We've arrived in this new reality and delivered the milestones. The project group has done its wash up meeting and pulled out the learnings, and we can now assume that the new structures or ways of the working are the new status quo - actually, this often couldn't be further from the truth.
This, I hasten to add, is not a limitation of project management as a methodology, but of using project management approaches to manage change initiatives.
2. Which are the main organisational barriers to effective change?
Contradictory priorities, lack of clear messages about the purpose and benefits of the change, and crucially lack of commitment from the senior leadership are all barriers. Then there are the usual culprits that stifle innovation such as overly bureaucratic systems, a blame culture and lack of focus on the ability to learn. Nancy Dixon said that “The viability of an organisation as a whole, may rest on the ability of employees to continue to learn”, which is a crucial component of change readiness, but I would add a culture that expects and encourages employees to learn is as important.

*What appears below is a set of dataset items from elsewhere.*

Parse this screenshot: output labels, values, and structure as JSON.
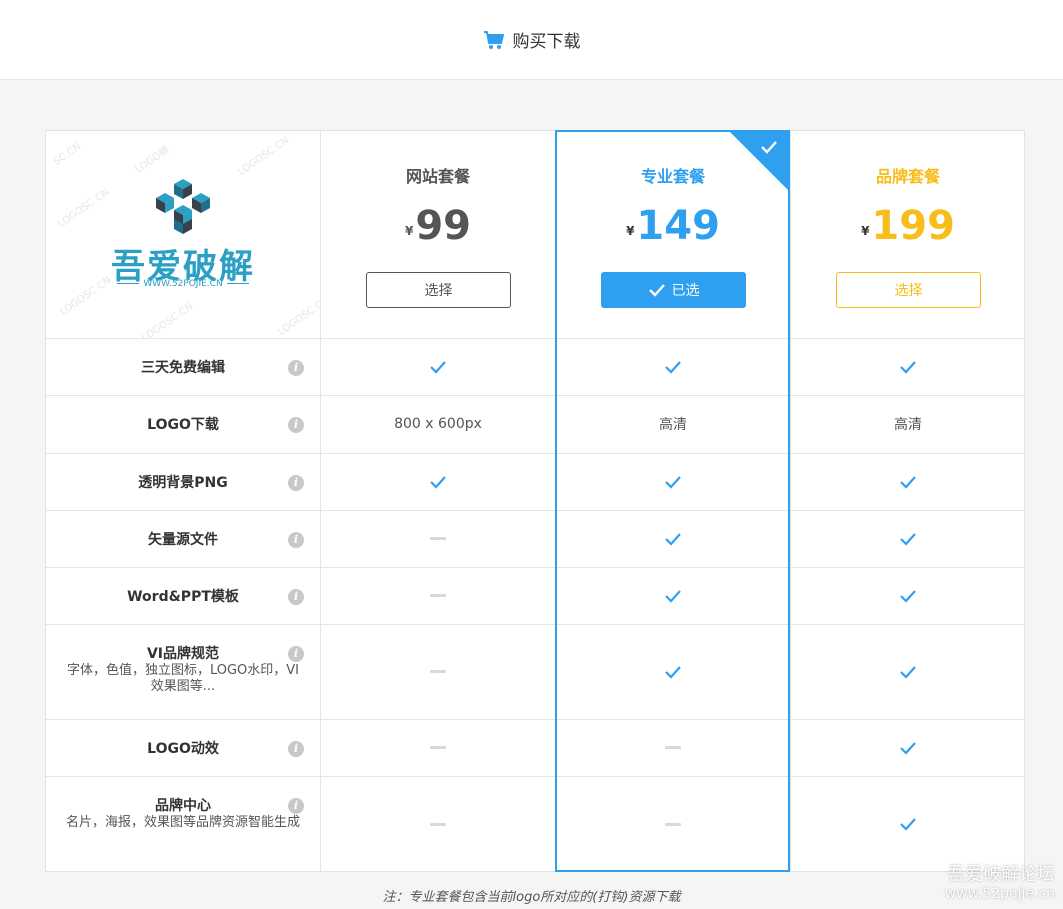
{
  "header": {
    "icon": "shopping-cart-icon",
    "title": "购买下载"
  },
  "brand": {
    "name": "吾爱破解",
    "url": "WWW.52POJIE.CN",
    "watermarks": [
      "LOGO牌",
      "LOGOSC.CN",
      "LOGOSC.CN",
      "LOGOSC.CN",
      "LOGOSC.CN",
      "LOGOSC.CN",
      "SC.CN"
    ],
    "color": "#2aa0c5"
  },
  "currency": "¥",
  "plans": [
    {
      "name": "网站套餐",
      "price": "99",
      "button": "选择",
      "color": "#555555",
      "selected": false
    },
    {
      "name": "专业套餐",
      "price": "149",
      "button": "已选",
      "color": "#2f9ff0",
      "selected": true
    },
    {
      "name": "品牌套餐",
      "price": "199",
      "button": "选择",
      "color": "#f7bd1a",
      "selected": false
    }
  ],
  "features": [
    {
      "name": "三天免费编辑",
      "desc": "",
      "values": [
        "check",
        "check",
        "check"
      ]
    },
    {
      "name": "LOGO下载",
      "desc": "",
      "values": [
        "800 x 600px",
        "高清",
        "高清"
      ]
    },
    {
      "name": "透明背景PNG",
      "desc": "",
      "values": [
        "check",
        "check",
        "check"
      ]
    },
    {
      "name": "矢量源文件",
      "desc": "",
      "values": [
        "dash",
        "check",
        "check"
      ]
    },
    {
      "name": "Word&PPT模板",
      "desc": "",
      "values": [
        "dash",
        "check",
        "check"
      ]
    },
    {
      "name": "VI品牌规范",
      "desc": "字体，色值，独立图标，LOGO水印，VI效果图等...",
      "values": [
        "dash",
        "check",
        "check"
      ]
    },
    {
      "name": "LOGO动效",
      "desc": "",
      "values": [
        "dash",
        "dash",
        "check"
      ]
    },
    {
      "name": "品牌中心",
      "desc": "名片，海报，效果图等品牌资源智能生成",
      "values": [
        "dash",
        "dash",
        "check"
      ]
    }
  ],
  "info_icon": "i",
  "note": "注：专业套餐包含当前logo所对应的(打钩)资源下载",
  "site_watermark": {
    "title": "吾爱破解论坛",
    "url": "www.52pojie.cn"
  },
  "colors": {
    "accent": "#2f9ff0",
    "gold": "#f7bd1a",
    "check": "#2f9ff0",
    "dash": "#d9d9d9"
  }
}
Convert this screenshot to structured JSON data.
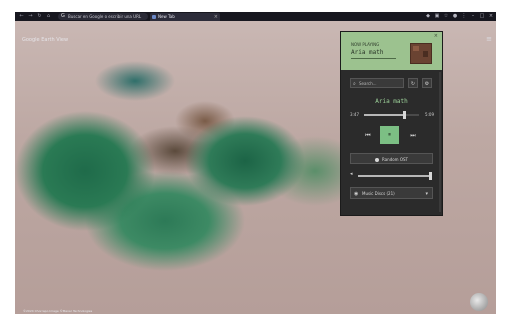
{
  "browser": {
    "address_text": "Buscar en Google o escribir una URL",
    "tab_title": "New Tab"
  },
  "earth": {
    "label": "Google Earth View",
    "credit": "©2024 Chorrapo Image ©Maxar Technologies"
  },
  "popup": {
    "now_playing_label": "NOW PLAYING",
    "now_playing_song": "Aria math",
    "search_placeholder": "Search...",
    "current_song": "Aria math",
    "time_current": "3:47",
    "time_total": "5:09",
    "progress_fraction": 0.73,
    "volume_fraction": 0.98,
    "random_button_label": "Random OST",
    "playlist_label": "Music Discs (21)"
  }
}
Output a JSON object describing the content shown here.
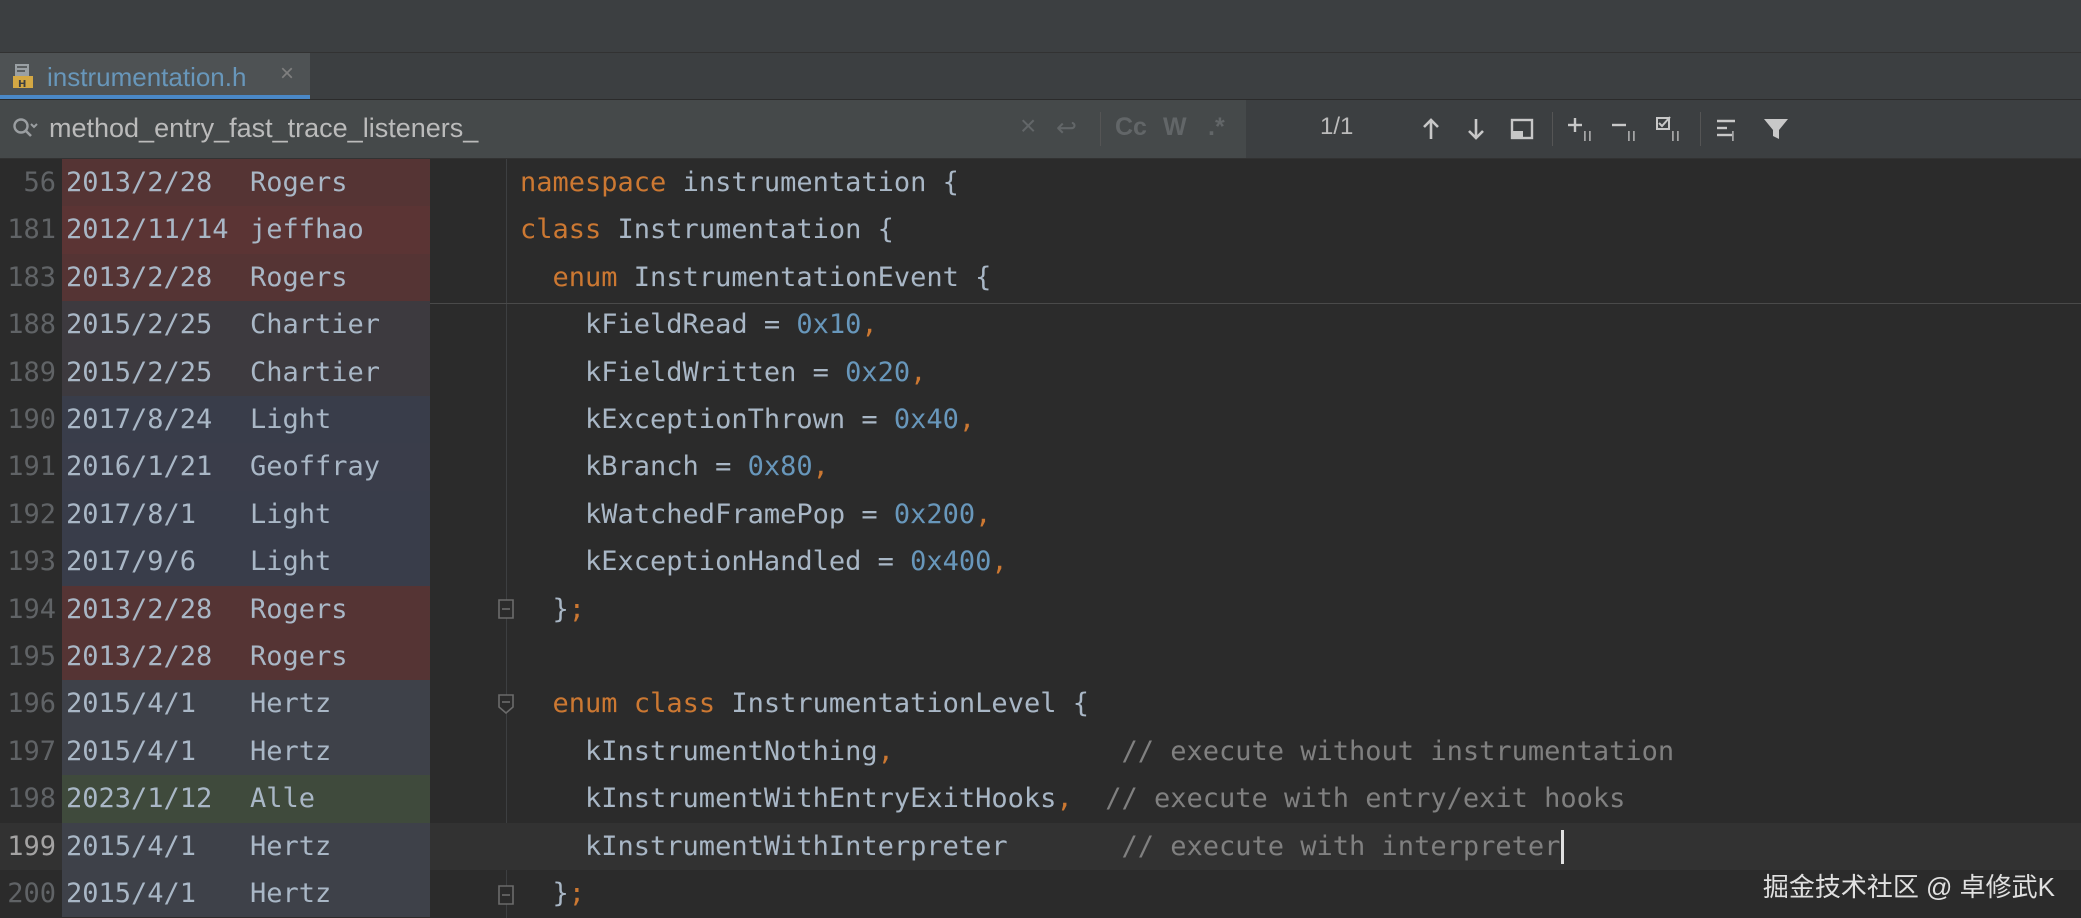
{
  "tab": {
    "filename": "instrumentation.h",
    "close": "×",
    "icon": "h-file-icon"
  },
  "find": {
    "query": "method_entry_fast_trace_listeners_",
    "clear": "×",
    "newline": "↩",
    "match_case": "Cc",
    "words": "W",
    "regex": ".*",
    "count": "1/1"
  },
  "colors": {
    "rogers": "#553434",
    "chartier": "#3d3a3f",
    "light": "#393d4a",
    "geoffray": "#3a3d4a",
    "jeffhao": "#5b3434",
    "hertz": "#3e4149",
    "alle": "#3f4a3c"
  },
  "lines": [
    {
      "num": "56",
      "date": "2013/2/28",
      "author": "Rogers"
    },
    {
      "num": "181",
      "date": "2012/11/14",
      "author": "jeffhao"
    },
    {
      "num": "183",
      "date": "2013/2/28",
      "author": "Rogers"
    },
    {
      "num": "188",
      "date": "2015/2/25",
      "author": "Chartier"
    },
    {
      "num": "189",
      "date": "2015/2/25",
      "author": "Chartier"
    },
    {
      "num": "190",
      "date": "2017/8/24",
      "author": "Light"
    },
    {
      "num": "191",
      "date": "2016/1/21",
      "author": "Geoffray"
    },
    {
      "num": "192",
      "date": "2017/8/1",
      "author": "Light"
    },
    {
      "num": "193",
      "date": "2017/9/6",
      "author": "Light"
    },
    {
      "num": "194",
      "date": "2013/2/28",
      "author": "Rogers"
    },
    {
      "num": "195",
      "date": "2013/2/28",
      "author": "Rogers"
    },
    {
      "num": "196",
      "date": "2015/4/1",
      "author": "Hertz"
    },
    {
      "num": "197",
      "date": "2015/4/1",
      "author": "Hertz"
    },
    {
      "num": "198",
      "date": "2023/1/12",
      "author": "Alle"
    },
    {
      "num": "199",
      "date": "2015/4/1",
      "author": "Hertz"
    },
    {
      "num": "200",
      "date": "2015/4/1",
      "author": "Hertz"
    }
  ],
  "code": {
    "l56_kw": "namespace",
    "l56_rest": " instrumentation {",
    "l181_kw": "class",
    "l181_rest": " Instrumentation {",
    "l183_indent": "  ",
    "l183_kw": "enum",
    "l183_rest": " InstrumentationEvent {",
    "l188_name": "    kFieldRead = ",
    "l188_num": "0x10",
    "l188_comma": ",",
    "l189_name": "    kFieldWritten = ",
    "l189_num": "0x20",
    "l189_comma": ",",
    "l190_name": "    kExceptionThrown = ",
    "l190_num": "0x40",
    "l190_comma": ",",
    "l191_name": "    kBranch = ",
    "l191_num": "0x80",
    "l191_comma": ",",
    "l192_name": "    kWatchedFramePop = ",
    "l192_num": "0x200",
    "l192_comma": ",",
    "l193_name": "    kExceptionHandled = ",
    "l193_num": "0x400",
    "l193_comma": ",",
    "l194_brace": "  }",
    "l194_semi": ";",
    "l196_indent": "  ",
    "l196_kw1": "enum",
    "l196_sp": " ",
    "l196_kw2": "class",
    "l196_rest": " InstrumentationLevel {",
    "l197_name": "    kInstrumentNothing",
    "l197_comma": ",",
    "l197_pad": "              ",
    "l197_cmt": "// execute without instrumentation",
    "l198_name": "    kInstrumentWithEntryExitHooks",
    "l198_comma": ",",
    "l198_pad": "  ",
    "l198_cmt": "// execute with entry/exit hooks",
    "l199_name": "    kInstrumentWithInterpreter",
    "l199_pad": "       ",
    "l199_cmt": "// execute with interpreter",
    "l200_brace": "  }",
    "l200_semi": ";"
  },
  "watermark": "掘金技术社区 @ 卓修武K"
}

3. How can employers help employees be less resistant to change?
Ken Blanchard suggests that it is not change, but control that people resist. If we are able to motivate and meaning fully involve them in change projects, that reduces resistance.
John Kotter proposes six specific approaches to counter resistance to change:
- Education and communication
- Facilitation and support
- Manipulation and co-optation
- Participation and involvement
- Negotiation and agreement
- Explicit and implicit coercion
Some are more constructive than others, but they all have some impact – test which approaches suit your team or organisation best.